Looking back over previous games in general, a trend emerges of me doing really badly. These two X-Wing games in particular have just served to highlight that. Being at the store however, with other folks there offering me advice and stuff, it occurred to me that my poor track record doesn’t actually bother me in the slightest. And I think the pep-talk before that second game really underlined the fact that I’m just not a serious gamer.
I’ve probably mentioned, dozens of times now, that I’m not a very strategic player of games. I will usually attempt to put some sort of strategy together in card games like Lord of the Rings or Android Netrunner, but my past experiences have shown that it is so very rare that any kind of strategy will actually come together, so nowadays I tend not to bother with those sorts of things. Part of me feels that card games like these have a much higher luck aspect than most people give them credit for – while you can build a deck that looks perfect, you’re still going to shuffle that deck before you begin, so there’s no way you can reliably get those cards that you need into your hand to allow your chosen strategy to unfold. While many such games will include cards that let you search portions of (or even your whole) deck for cards, you’re usually limited to the number of specific cards you can include in your deck, so if you don’t draw any such “scrying” cards, you’re going to be hampered.
I read a lot about people who have unmitigated success with games like Lord of the Rings, who espouse their chosen strategy as The One etc, but I often wonder how many games they’ve actually abandoned before the first turn is over, because their opening hand (and mulligan) didn’t contain those key cards. Personally, I never mulligan in card games – maybe it’s something I should start thinking about…

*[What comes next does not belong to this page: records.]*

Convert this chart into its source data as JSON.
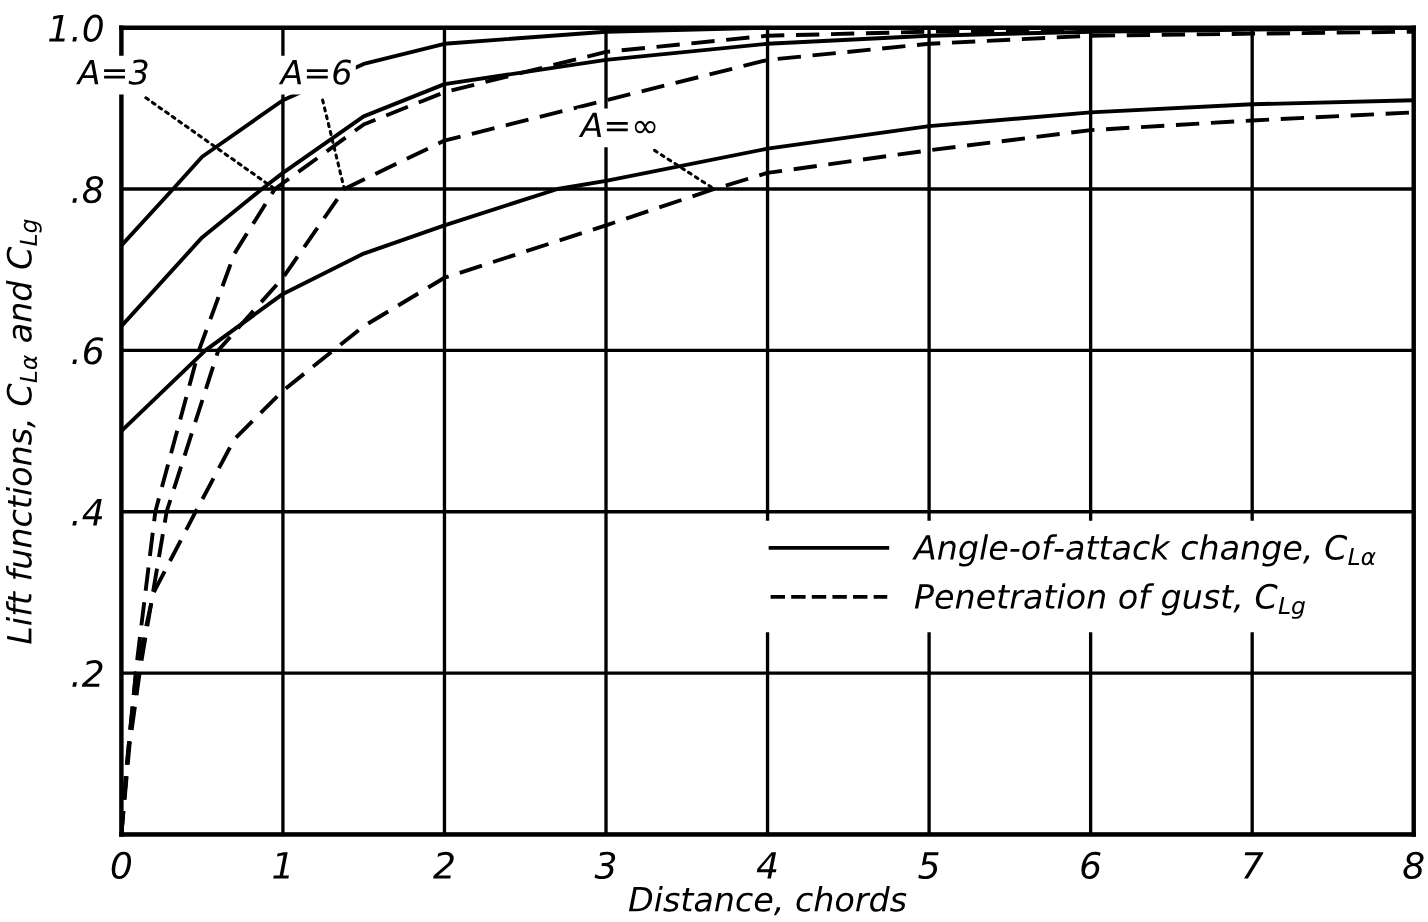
{
  "chart_data": {
    "type": "line",
    "xlabel": "Distance, chords",
    "ylabel": "Lift functions, C$_{Lα}$ and C$_{Lg}$",
    "xlim": [
      0,
      8
    ],
    "xticks": [
      0,
      1,
      2,
      3,
      4,
      5,
      6,
      7,
      8
    ],
    "ylim": [
      0,
      1
    ],
    "yticks": [
      {
        "value": 0,
        "label": null
      },
      {
        "value": 0.2,
        "label": ".2"
      },
      {
        "value": 0.4,
        "label": ".4"
      },
      {
        "value": 0.6,
        "label": ".6"
      },
      {
        "value": 0.8,
        "label": ".8"
      },
      {
        "value": 1.0,
        "label": "1.0"
      }
    ],
    "grid": true,
    "legend": "bottom right",
    "marker": "none",
    "series": [
      {
        "name": "Angle-of-attack change, C$_{Lα}$",
        "color": "#000000",
        "line_style": "solid",
        "x": [
          0,
          0.32,
          0.5,
          1,
          1.5,
          2,
          3,
          4,
          8
        ],
        "values": [
          0.73,
          0.8,
          0.84,
          0.91,
          0.955,
          0.98,
          0.995,
          1.0,
          1.0
        ]
      },
      {
        "color": "#000000",
        "line_style": "solid",
        "x": [
          0,
          0.5,
          0.87,
          1,
          1.5,
          2,
          3,
          4,
          5,
          6,
          8
        ],
        "values": [
          0.63,
          0.74,
          0.8,
          0.82,
          0.89,
          0.93,
          0.96,
          0.98,
          0.99,
          0.995,
          1.0
        ]
      },
      {
        "color": "#000000",
        "line_style": "solid",
        "x": [
          0,
          0.52,
          1,
          1.5,
          2,
          2.7,
          3,
          4,
          5,
          6,
          7,
          8
        ],
        "values": [
          0.5,
          0.6,
          0.67,
          0.72,
          0.755,
          0.8,
          0.81,
          0.85,
          0.878,
          0.895,
          0.905,
          0.91
        ]
      },
      {
        "name": "Penetration of gust, C$_{Lg}$",
        "color": "#000000",
        "line_style": "dashed",
        "x": [
          0,
          0.05,
          0.1,
          0.21,
          0.48,
          0.7,
          0.95,
          1.5,
          2,
          3,
          4,
          5,
          8
        ],
        "values": [
          0,
          0.12,
          0.22,
          0.4,
          0.6,
          0.72,
          0.8,
          0.88,
          0.92,
          0.97,
          0.99,
          0.995,
          1.0
        ]
      },
      {
        "color": "#000000",
        "line_style": "dashed",
        "x": [
          0,
          0.05,
          0.12,
          0.28,
          0.6,
          1,
          1.38,
          2,
          3,
          4,
          5,
          6,
          8
        ],
        "values": [
          0,
          0.11,
          0.21,
          0.4,
          0.6,
          0.69,
          0.8,
          0.86,
          0.91,
          0.96,
          0.98,
          0.99,
          0.995
        ]
      },
      {
        "color": "#000000",
        "line_style": "dashed",
        "x": [
          0,
          0.03,
          0.09,
          0.2,
          0.46,
          0.7,
          1,
          1.5,
          2,
          3,
          3.67,
          4,
          5,
          6,
          7,
          8
        ],
        "values": [
          0,
          0.08,
          0.2,
          0.3,
          0.4,
          0.49,
          0.55,
          0.63,
          0.69,
          0.755,
          0.8,
          0.82,
          0.848,
          0.873,
          0.885,
          0.895
        ]
      }
    ],
    "annotations": [
      {
        "text": "A=3",
        "x": 0.95,
        "y": 0.8
      },
      {
        "text": "A=6",
        "x": 1.38,
        "y": 0.8
      },
      {
        "text": "A=∞",
        "x": 3.67,
        "y": 0.8
      }
    ]
  }
}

Returning to the X-Wing example, the upgrades I was loaned for Soontir Fel were clearly designed to do some pretty awesome strategy, but that guy was shot out of the sky on the second turn due to poor dice rolling on my part. Dice hate me anyway, of course, but that’s by-the-by. There was a look of some horror as my fighter ace was shot out right from under me, almost like I had betrayed that upgrade combo I’d been given. Or worse, that I just didn’t get the game enough to play it properly. Whatever. I actually had more fun playing with my Obsidian Squadron Pilot than I did with that strategically-perfect Fel, because it gave me the chance for some role-playing, as I told the story of a pilot, fresh from the academy (so he remembered all of the lessons because they were still fresh), wanting to make a name for himself by flying alongside the legendary Fel but, when he was shot down, decided to go out for revenge and show that he was a legitimate part of the Empire’s finest. He rolled those three crits on his first attack after going in for revenge, which really just fueled the story.
But you know what? When the game was over, the one thing we were all talking about was how that nameless pilot managed to survive for round after round, trying to avenge Fel – not the wonderful upgrade combo that should have let Fel last longer than just two rounds.
This is why I’m not interested in power-gaming. This is why I will always play the theme decks over the power decks. The opportunity to create epic storytelling adventures will always appeal to me over the opportunity to win. I may not be classed as a serious gamer, but I definitely have fun with these things. And I think my opponents do, too.